Faster than I could blink, it struck, more like a rattlesnake than a worm. (Only later would I discover it was indeed a member of the reptile family.) It coiled and then snapped whiplike directly at my face, the diminutive mouth expanding to twice its original size, revealing row upon row of tiny teeth marching backward into the lightless tunnel of its gullet. Instinctively my head snapped back, which saved my face but exposed my neck. The last thing I saw before it attached itself were the teeth emerging from the recesses of the yawning pit of its mouth.

I did not feel the bite at first. Instead, I felt an enormous pressure as, by means of its rubbery lips, it affixed itself with leechlike determination, and then there was the slap of its body against my chest, for it had pulled free from my hand. It coiled itself partway around my neck and immediately began to squeeze, cutting off my air as simultaneously something fire-hot scorched the spot beneath its anchored mouth. A khorkhoi, I would later learn, does not eat the flesh of its victims, nor does it, in the strictest sense, drink their blood. More like the spider, it uses its toxic saliva to liquefy the flesh of its prey; its teeth are vestigial relics from its evolutionary past. The choking behavior is used, like the web of the arachnid, to immobilize. It goes without saying that it is very difficult to defend oneself while unconscious.

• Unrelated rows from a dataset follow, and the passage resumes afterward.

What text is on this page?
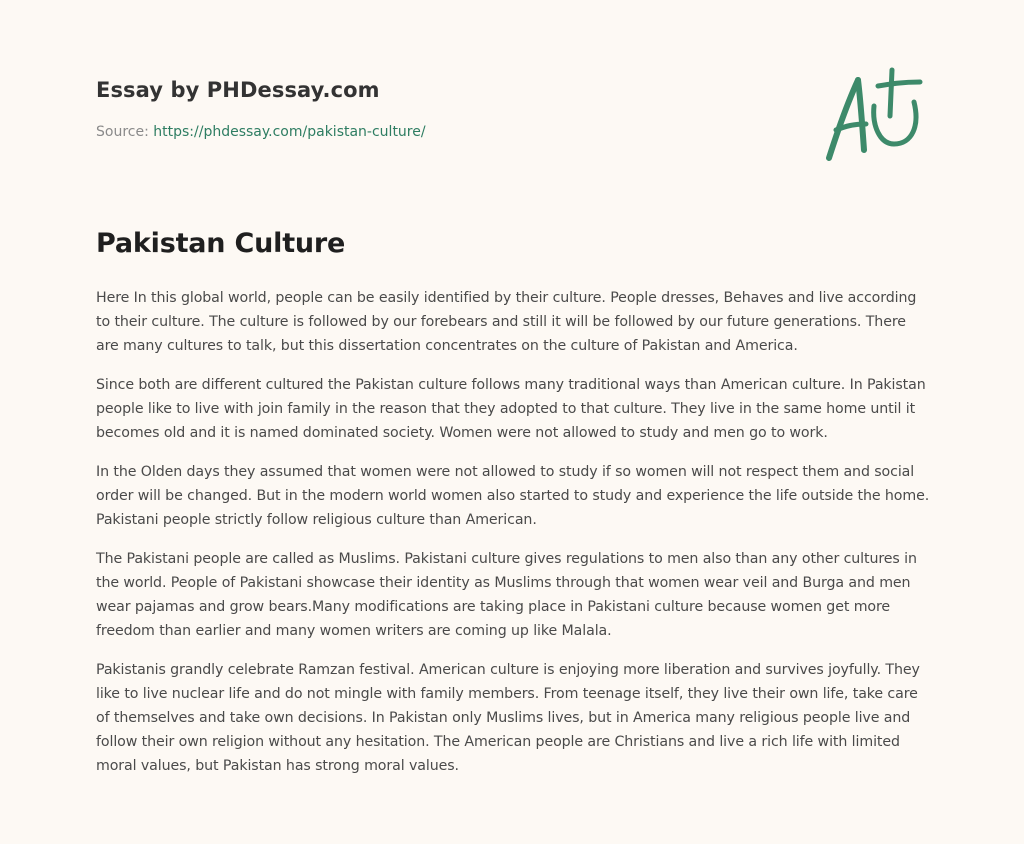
Essay by PHDessay.com
Source: https://phdessay.com/pakistan-culture/
Pakistan Culture

Here In this global world, people can be easily identified by their culture. People dresses, Behaves and live according to their culture. The culture is followed by our forebears and still it will be followed by our future generations. There are many cultures to talk, but this dissertation concentrates on the culture of Pakistan and America.

Since both are different cultured the Pakistan culture follows many traditional ways than American culture. In Pakistan people like to live with join family in the reason that they adopted to that culture. They live in the same home until it becomes old and it is named dominated society. Women were not allowed to study and men go to work.

In the Olden days they assumed that women were not allowed to study if so women will not respect them and social order will be changed. But in the modern world women also started to study and experience the life outside the home. Pakistani people strictly follow religious culture than American.

The Pakistani people are called as Muslims. Pakistani culture gives regulations to men also than any other cultures in the world. People of Pakistani showcase their identity as Muslims through that women wear veil and Burga and men wear pajamas and grow bears.Many modifications are taking place in Pakistani culture because women get more freedom than earlier and many women writers are coming up like Malala.

Pakistanis grandly celebrate Ramzan festival. American culture is enjoying more liberation and survives joyfully. They like to live nuclear life and do not mingle with family members. From teenage itself, they live their own life, take care of themselves and take own decisions. In Pakistan only Muslims lives, but in America many religious people live and follow their own religion without any hesitation. The American people are Christians and live a rich life with limited moral values, but Pakistan has strong moral values.
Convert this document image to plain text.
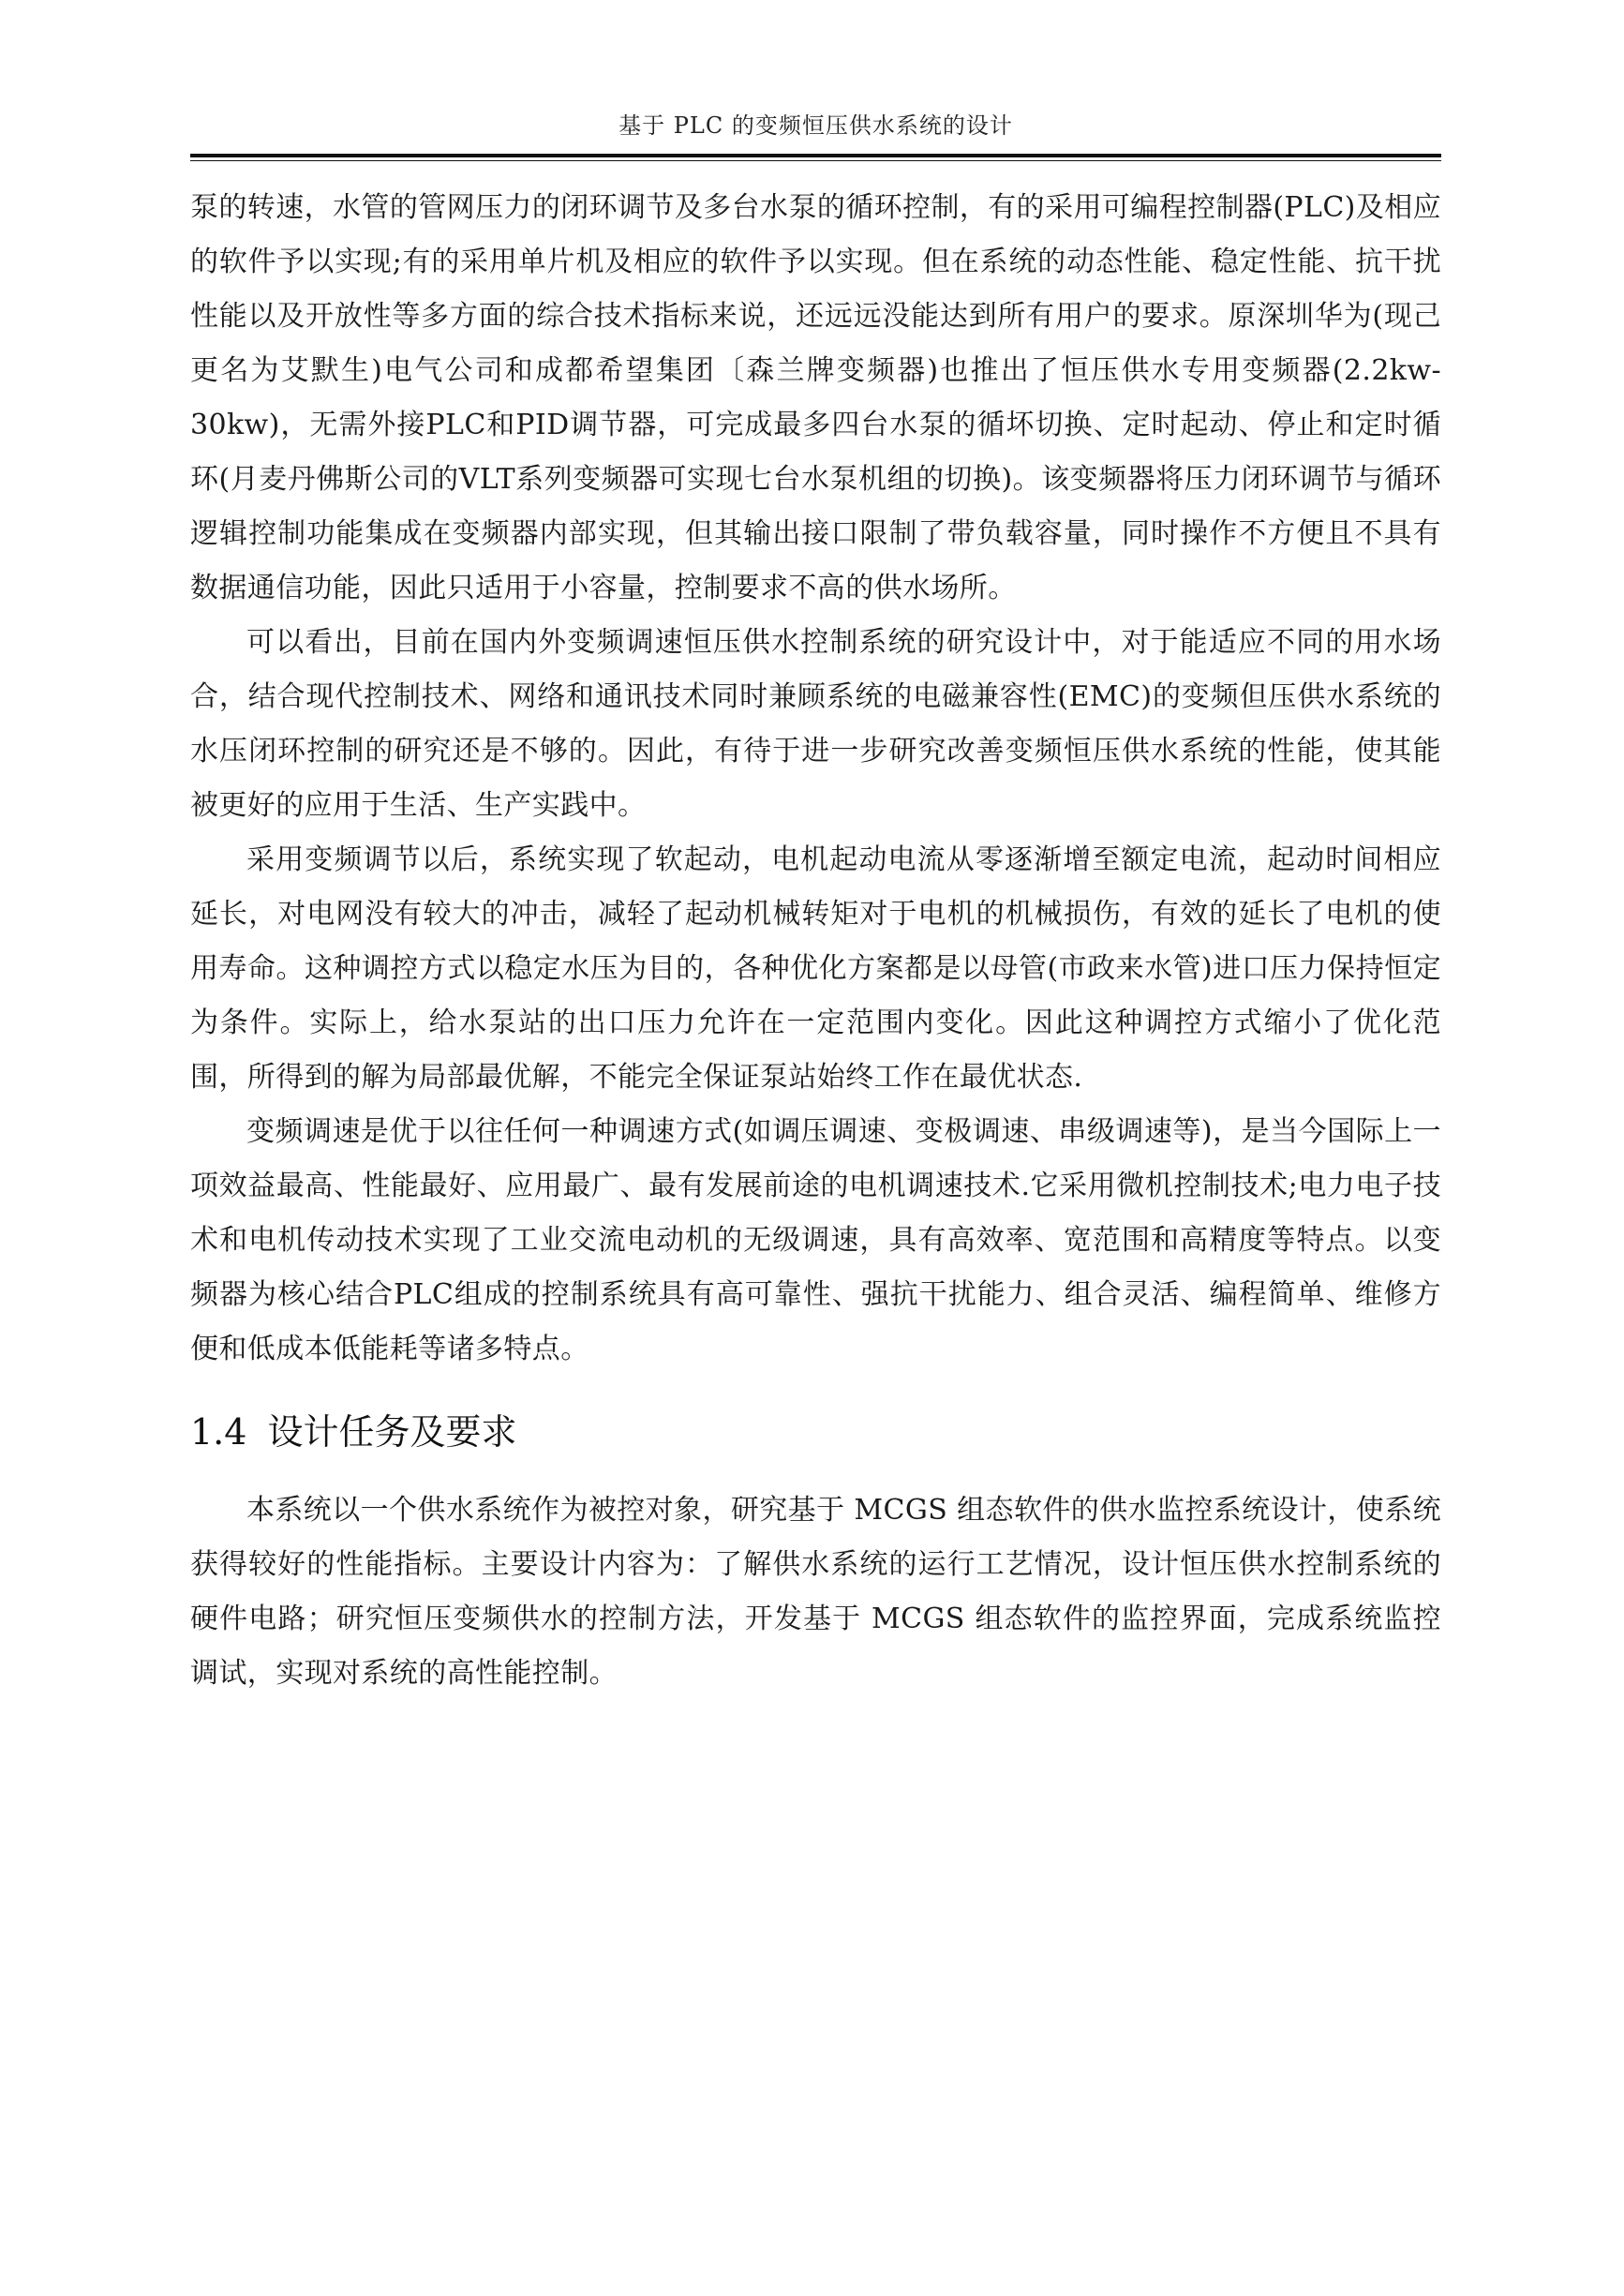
基于 PLC 的变频恒压供水系统的设计

泵的转速，水管的管网压力的闭环调节及多台水泵的循环控制，有的采用可编程控制器(PLC)及相应的软件予以实现;有的采用单片机及相应的软件予以实现。但在系统的动态性能、稳定性能、抗干扰性能以及开放性等多方面的综合技术指标来说，还远远没能达到所有用户的要求。原深圳华为(现己更名为艾默生)电气公司和成都希望集团〔森兰牌变频器)也推出了恒压供水专用变频器(2.2kw-30kw)，无需外接PLC和PID调节器，可完成最多四台水泵的循坏切换、定时起动、停止和定时循环(月麦丹佛斯公司的VLT系列变频器可实现七台水泵机组的切换)。该变频器将压力闭环调节与循环逻辑控制功能集成在变频器内部实现，但其输出接口限制了带负载容量，同时操作不方便且不具有数据通信功能，因此只适用于小容量，控制要求不高的供水场所。

可以看出，目前在国内外变频调速恒压供水控制系统的研究设计中，对于能适应不同的用水场合，结合现代控制技术、网络和通讯技术同时兼顾系统的电磁兼容性(EMC)的变频但压供水系统的水压闭环控制的研究还是不够的。因此，有待于进一步研究改善变频恒压供水系统的性能，使其能被更好的应用于生活、生产实践中。

采用变频调节以后，系统实现了软起动，电机起动电流从零逐渐增至额定电流，起动时间相应延长，对电网没有较大的冲击，减轻了起动机械转矩对于电机的机械损伤，有效的延长了电机的使用寿命。这种调控方式以稳定水压为目的，各种优化方案都是以母管(市政来水管)进口压力保持恒定为条件。实际上，给水泵站的出口压力允许在一定范围内变化。因此这种调控方式缩小了优化范围，所得到的解为局部最优解，不能完全保证泵站始终工作在最优状态.

变频调速是优于以往任何一种调速方式(如调压调速、变极调速、串级调速等)，是当今国际上一项效益最高、性能最好、应用最广、最有发展前途的电机调速技术.它采用微机控制技术;电力电子技术和电机传动技术实现了工业交流电动机的无级调速，具有高效率、宽范围和高精度等特点。以变频器为核心结合PLC组成的控制系统具有高可靠性、强抗干扰能力、组合灵活、编程简单、维修方便和低成本低能耗等诸多特点。

1.4 设计任务及要求

本系统以一个供水系统作为被控对象，研究基于 MCGS 组态软件的供水监控系统设计，使系统获得较好的性能指标。主要设计内容为：了解供水系统的运行工艺情况，设计恒压供水控制系统的硬件电路；研究恒压变频供水的控制方法，开发基于 MCGS 组态软件的监控界面，完成系统监控调试，实现对系统的高性能控制。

Mad with panic, I clawed at the monster. Lilly recoiled in horror. Her little game had spun out of control, and now she seemed paralyzed by its denouement. I stumbled against the table . . . lost my balance . . . fell. Dark flowers blossomed in my field of vision.

She screamed, her cries coming to me as if from a great distance, and it was through the veil of that spinning, ever growing garden of raven blooms that I watched her run from the chamber, taking the light with her, leaving the darkness and the crazed residents of Unclassified 101 of the Lower Monstrumarium with me.